Fourth, we must communicate well with doctors and scholars of Western medicine. We should help them recognize, understand and support TCM. The global age of Chinese medicine can only arrive when it has been accepted by Western medicine. In this respect, doctors of Chinese medicine should be good at English, try their best to enhance clinical efficacy and conduct evidence-based medicine (EBM) research on the clinical practice of Chinese medicine. The EBM has many levels of standards, we should not always use the ‘gold standard’ (Ye notes: randomized controlled trials are often assigned the highest level of evidence, namely the ‘gold standard’.) to measure Chinese medicine, because modern research methods and equipment are still not sufficient to achieve that. Instead, we can use other levels of standards to convince scholars of Western medicine (Ye notes: Since the introduction of levels of evidence, several organizations and journals have adopted variation of the classification system. For example, the Center for Evidence-Based Medicine developed levels of evidence for therapeutic studies, in which there are other levels of evidence, such as “outcomes” research, ecological studies, individual-control study, case series, and expert opinion without explicit critical appraisal.[12]).

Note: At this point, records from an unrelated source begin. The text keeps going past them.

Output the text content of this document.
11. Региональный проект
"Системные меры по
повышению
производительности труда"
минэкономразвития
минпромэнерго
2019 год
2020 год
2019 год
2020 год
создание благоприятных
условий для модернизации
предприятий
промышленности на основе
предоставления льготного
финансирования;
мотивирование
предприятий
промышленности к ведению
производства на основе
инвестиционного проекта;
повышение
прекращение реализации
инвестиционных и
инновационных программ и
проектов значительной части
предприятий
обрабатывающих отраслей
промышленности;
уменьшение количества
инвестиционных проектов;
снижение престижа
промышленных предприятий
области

Once doctors of Western medicine have had effective experience by using Chinese herbs and acupuncture by themselves, and truly understand Chinese medicine, I am sure they will view our profession much more positively.
Ye: Thank you so much!


3 Conclusions

In the UK, TCM is still viewed as foreign medicine from a foreign culture. It is unavoidable that TCM will encounter resistance and rejection when it tries to develop in that foreign land. That is a general law of cross-culture transmission. Only those who can adapt to the different environments are able to survive. It is reasonable to believe that Chinese medicine can survive in the UK, because it is clinically effective, and is an advanced ecological medicine Chinese medicine professionals in the UK should always be aware that safety, efficacy and communication with Western medicine providers are their top priorities.

4 Acknowledgements

I would like to thank Senior Lecturer, Jane Wilson and Dr. Alicia for their timely guidance and kind support.
This work is supported by a 6-month grant given to the author by the China Scholarship Council and Zhejiang Planning Project of Philosophy and Social Science in year 2015 (Project code: 15NDJC24YB).

5 Competing interests

The author declares no competing interests.